Au fond, la vraie question est peut‑être celle‑ci : préfères‑tu qu’un chef‑d’œuvre reste une ruine magnifique, ou qu’il reçoive, même imparfaitement, la dernière pierre qu’il attendait ?
La suite de Berserk est-elle considérée comme canon ?
Oui, la suite supervisée par Kouji Mori et réalisée par Studio Gaga est considérée comme la continuation canonique de Berserk par l’éditeur Hakusensha. Elle s’appuie sur les indications et discussions que Miura avait eues avec Mori, même si elle ne peut pas refléter à 100 % ce que Miura aurait dessiné ou ajusté au dernier moment.
Faut-il relire les anciens tomes avant d’attaquer le tome 42 ?
Ce n’est pas obligatoire, mais fortement recommandé, surtout si ta dernière lecture remonte à plusieurs années. Berserk possède une trame narrative dense, avec de nombreux personnages secondaires et enjeux politiques. Une relecture des derniers arcs (notamment l’ère de Fantasia) permet de mieux percevoir la continuité entre les chapitres de Miura et ceux supervisés par Mori.
La qualité du dessin a-t-elle chuté après la mort de Miura ?
La plupart des lecteurs s’accordent à dire que le niveau reste très élevé. Les assistants de Studio Gaga maîtrisent les codes visuels de Berserk et parviennent à reproduire en grande partie l’intensité graphique de Miura. Certains détails, comme certains visages ou compositions de cases, peuvent sembler différents, mais l’ambiance générale et la noirceur du trait demeurent.
Peut-on commencer Berserk maintenant en sachant que Miura est mort ?

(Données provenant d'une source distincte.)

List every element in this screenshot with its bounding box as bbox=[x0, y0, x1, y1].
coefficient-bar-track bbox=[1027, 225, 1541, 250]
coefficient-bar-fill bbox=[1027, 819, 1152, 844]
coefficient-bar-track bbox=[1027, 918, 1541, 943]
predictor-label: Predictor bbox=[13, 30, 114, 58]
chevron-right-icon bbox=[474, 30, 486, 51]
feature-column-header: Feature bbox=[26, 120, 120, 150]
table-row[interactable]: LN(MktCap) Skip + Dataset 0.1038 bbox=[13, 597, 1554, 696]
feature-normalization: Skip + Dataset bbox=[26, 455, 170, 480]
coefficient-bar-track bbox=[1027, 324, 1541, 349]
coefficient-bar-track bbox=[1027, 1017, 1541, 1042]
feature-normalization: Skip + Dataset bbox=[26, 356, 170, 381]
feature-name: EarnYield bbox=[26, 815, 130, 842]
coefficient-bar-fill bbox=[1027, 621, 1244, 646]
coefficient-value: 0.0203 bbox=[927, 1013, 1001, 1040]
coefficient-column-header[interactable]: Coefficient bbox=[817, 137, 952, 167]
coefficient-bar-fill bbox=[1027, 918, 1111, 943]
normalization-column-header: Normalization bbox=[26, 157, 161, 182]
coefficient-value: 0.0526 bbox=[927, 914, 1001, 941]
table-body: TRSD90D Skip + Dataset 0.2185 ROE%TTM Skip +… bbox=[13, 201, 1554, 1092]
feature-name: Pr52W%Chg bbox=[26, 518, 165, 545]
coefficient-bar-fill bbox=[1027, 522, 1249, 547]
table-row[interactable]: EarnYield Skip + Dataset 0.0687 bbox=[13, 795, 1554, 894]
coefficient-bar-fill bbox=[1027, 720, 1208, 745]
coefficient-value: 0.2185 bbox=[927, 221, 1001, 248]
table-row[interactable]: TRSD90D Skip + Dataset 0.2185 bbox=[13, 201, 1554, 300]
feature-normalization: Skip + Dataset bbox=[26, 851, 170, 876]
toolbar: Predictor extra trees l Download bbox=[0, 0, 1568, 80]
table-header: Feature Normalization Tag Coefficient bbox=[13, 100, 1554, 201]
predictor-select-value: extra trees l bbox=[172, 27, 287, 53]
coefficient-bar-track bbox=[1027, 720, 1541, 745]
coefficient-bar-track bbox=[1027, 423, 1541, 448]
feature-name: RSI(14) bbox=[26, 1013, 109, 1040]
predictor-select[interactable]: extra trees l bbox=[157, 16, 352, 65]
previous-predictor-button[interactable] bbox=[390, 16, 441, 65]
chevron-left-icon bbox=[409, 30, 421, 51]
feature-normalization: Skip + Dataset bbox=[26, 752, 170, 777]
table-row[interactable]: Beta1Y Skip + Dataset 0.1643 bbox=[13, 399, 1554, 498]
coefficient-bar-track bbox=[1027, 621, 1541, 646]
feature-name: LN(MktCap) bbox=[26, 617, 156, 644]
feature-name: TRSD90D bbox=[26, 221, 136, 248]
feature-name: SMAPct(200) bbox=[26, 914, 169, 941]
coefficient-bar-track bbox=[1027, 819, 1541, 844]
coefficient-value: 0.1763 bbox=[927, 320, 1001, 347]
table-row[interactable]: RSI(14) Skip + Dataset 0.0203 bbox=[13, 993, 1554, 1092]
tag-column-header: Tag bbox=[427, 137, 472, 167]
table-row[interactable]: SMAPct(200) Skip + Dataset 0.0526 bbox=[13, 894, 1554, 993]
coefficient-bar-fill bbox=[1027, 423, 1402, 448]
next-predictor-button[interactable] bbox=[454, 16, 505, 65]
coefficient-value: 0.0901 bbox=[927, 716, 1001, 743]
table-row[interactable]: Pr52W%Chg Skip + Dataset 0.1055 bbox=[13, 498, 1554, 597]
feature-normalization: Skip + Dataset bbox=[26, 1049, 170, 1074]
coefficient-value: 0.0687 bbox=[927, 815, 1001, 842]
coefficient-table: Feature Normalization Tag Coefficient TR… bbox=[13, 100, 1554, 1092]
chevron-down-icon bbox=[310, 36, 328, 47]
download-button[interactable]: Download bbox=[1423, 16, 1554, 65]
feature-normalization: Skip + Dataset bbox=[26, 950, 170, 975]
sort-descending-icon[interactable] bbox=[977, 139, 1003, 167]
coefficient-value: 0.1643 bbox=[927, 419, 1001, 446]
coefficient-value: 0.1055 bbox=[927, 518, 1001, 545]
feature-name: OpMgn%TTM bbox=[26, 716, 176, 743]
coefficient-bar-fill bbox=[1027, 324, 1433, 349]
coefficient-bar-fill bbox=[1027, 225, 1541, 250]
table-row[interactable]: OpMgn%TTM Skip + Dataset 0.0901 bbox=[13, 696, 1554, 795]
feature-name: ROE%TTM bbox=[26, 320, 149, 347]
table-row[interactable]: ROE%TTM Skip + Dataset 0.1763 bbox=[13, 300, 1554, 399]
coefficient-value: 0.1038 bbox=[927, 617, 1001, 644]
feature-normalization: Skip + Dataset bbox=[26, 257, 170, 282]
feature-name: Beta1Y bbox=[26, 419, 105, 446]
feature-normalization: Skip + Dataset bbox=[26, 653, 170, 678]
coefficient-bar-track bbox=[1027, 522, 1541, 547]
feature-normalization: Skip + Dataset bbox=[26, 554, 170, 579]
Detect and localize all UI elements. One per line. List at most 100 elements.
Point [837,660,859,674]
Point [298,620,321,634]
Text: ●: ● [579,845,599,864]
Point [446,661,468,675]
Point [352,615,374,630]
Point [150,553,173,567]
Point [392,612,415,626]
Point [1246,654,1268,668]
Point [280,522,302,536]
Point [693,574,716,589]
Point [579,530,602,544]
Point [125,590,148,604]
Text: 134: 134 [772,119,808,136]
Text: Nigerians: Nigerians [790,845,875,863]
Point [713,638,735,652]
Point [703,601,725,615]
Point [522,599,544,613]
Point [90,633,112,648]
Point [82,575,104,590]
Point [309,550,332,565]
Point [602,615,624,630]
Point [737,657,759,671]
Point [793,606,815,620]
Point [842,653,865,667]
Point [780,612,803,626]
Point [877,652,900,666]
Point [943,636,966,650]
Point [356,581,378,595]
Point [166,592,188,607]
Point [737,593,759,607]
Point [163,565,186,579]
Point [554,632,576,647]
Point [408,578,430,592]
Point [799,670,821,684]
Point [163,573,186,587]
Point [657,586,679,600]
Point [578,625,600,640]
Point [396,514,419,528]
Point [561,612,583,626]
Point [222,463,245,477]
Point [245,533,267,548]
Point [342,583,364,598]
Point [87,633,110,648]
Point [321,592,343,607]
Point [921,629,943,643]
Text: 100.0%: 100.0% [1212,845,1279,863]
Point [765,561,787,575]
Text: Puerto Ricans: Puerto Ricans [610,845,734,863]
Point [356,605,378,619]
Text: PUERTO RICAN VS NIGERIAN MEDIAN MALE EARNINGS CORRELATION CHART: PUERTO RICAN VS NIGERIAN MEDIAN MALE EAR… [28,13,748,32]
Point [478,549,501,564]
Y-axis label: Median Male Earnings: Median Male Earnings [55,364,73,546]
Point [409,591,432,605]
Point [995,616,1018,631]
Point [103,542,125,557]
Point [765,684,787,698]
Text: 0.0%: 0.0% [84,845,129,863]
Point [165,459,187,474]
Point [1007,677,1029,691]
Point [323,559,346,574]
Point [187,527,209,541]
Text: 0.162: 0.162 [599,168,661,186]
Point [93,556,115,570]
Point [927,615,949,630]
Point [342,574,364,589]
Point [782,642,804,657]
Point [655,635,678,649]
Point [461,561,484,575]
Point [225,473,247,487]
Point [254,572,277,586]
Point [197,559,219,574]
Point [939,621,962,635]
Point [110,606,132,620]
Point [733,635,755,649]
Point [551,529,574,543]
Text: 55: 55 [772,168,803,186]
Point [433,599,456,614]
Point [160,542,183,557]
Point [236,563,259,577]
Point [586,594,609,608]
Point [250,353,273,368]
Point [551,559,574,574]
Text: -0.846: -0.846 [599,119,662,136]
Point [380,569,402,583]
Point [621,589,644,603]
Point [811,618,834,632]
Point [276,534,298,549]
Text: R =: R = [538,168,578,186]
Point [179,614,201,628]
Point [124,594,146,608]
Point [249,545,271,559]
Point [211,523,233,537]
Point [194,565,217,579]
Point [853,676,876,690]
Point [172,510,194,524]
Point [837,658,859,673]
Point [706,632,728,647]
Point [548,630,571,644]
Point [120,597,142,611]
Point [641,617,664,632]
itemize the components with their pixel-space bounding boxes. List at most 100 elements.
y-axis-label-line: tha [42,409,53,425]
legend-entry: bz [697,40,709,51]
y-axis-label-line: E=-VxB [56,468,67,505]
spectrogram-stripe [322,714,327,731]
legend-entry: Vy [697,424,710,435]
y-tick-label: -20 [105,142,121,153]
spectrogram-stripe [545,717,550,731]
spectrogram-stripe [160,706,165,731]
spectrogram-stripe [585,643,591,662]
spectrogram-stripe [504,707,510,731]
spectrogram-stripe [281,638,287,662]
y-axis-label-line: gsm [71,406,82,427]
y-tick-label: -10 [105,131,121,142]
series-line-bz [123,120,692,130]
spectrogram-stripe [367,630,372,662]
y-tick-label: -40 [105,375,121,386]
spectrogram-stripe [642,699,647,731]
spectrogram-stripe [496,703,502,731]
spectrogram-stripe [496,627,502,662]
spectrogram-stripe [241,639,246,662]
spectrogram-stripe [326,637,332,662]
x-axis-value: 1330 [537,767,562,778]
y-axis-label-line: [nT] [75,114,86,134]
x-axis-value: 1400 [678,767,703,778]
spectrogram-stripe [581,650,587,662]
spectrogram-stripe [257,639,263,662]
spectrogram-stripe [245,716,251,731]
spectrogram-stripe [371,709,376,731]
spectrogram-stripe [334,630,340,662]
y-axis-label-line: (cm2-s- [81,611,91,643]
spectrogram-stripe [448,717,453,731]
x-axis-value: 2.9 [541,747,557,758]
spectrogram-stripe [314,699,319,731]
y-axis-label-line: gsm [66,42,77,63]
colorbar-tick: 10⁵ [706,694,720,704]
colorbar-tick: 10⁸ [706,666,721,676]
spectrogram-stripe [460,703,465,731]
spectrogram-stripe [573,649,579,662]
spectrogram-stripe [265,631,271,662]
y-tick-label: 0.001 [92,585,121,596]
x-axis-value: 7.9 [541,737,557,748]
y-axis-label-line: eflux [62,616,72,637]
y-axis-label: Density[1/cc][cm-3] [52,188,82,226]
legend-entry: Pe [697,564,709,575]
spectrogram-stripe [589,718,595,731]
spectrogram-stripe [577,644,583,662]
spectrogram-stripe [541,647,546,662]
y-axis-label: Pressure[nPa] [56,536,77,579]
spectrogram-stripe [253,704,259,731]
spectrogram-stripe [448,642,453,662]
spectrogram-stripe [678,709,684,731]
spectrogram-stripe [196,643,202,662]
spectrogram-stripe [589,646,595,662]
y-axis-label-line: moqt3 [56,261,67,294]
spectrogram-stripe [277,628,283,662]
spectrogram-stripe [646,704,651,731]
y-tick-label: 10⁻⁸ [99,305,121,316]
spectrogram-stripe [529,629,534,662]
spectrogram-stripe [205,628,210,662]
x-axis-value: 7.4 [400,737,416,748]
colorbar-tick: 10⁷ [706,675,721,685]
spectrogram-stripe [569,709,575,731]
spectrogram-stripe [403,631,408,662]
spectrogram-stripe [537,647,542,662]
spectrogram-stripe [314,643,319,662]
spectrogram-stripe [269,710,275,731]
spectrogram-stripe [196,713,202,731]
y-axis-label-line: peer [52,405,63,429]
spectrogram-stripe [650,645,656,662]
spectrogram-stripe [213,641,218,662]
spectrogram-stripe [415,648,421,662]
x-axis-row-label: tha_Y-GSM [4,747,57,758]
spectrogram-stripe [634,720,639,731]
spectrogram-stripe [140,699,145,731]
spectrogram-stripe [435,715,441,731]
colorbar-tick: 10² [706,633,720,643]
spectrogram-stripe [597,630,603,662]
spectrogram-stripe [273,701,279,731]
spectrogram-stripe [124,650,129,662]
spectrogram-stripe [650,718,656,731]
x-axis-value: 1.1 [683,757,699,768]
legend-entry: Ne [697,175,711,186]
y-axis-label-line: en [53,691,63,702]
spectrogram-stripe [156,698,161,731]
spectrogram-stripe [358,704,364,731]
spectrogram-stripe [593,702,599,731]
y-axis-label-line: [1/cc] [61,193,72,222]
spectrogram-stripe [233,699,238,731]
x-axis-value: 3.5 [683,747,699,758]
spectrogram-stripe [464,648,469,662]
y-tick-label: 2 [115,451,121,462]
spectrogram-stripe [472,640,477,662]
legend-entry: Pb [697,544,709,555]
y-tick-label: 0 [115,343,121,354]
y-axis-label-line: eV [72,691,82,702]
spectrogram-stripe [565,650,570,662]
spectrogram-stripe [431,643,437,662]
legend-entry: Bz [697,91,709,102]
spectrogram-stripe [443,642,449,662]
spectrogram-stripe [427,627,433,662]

Oui, Berserk reste l’un des plus grands mangas de dark fantasy, même avec le décès de son créateur. Savoir que l’auteur n’a pas pu achever lui-même son œuvre ajoute une dimension tragique, mais ne diminue ni la force des premiers arcs, ni l’impact émotionnel du récit. Il suffit simplement de garder en tête que les derniers tomes relèvent d’une continuation supervisée.
Y aura-t-il une fin claire à Berserk ?
L’objectif affiché de Kouji Mori et de Studio Gaga est de mener l’histoire jusqu’à une véritable conclusion, conforme à ce que Miura lui avait décrit. Personne ne peut garantir que chaque mystère sera résolu exactement comme Miura l’aurait souhaité, mais l’équipe assume pleinement sa volonté d’offrir une fin aussi fidèle que possible, plutôt que de laisser la saga inachevée.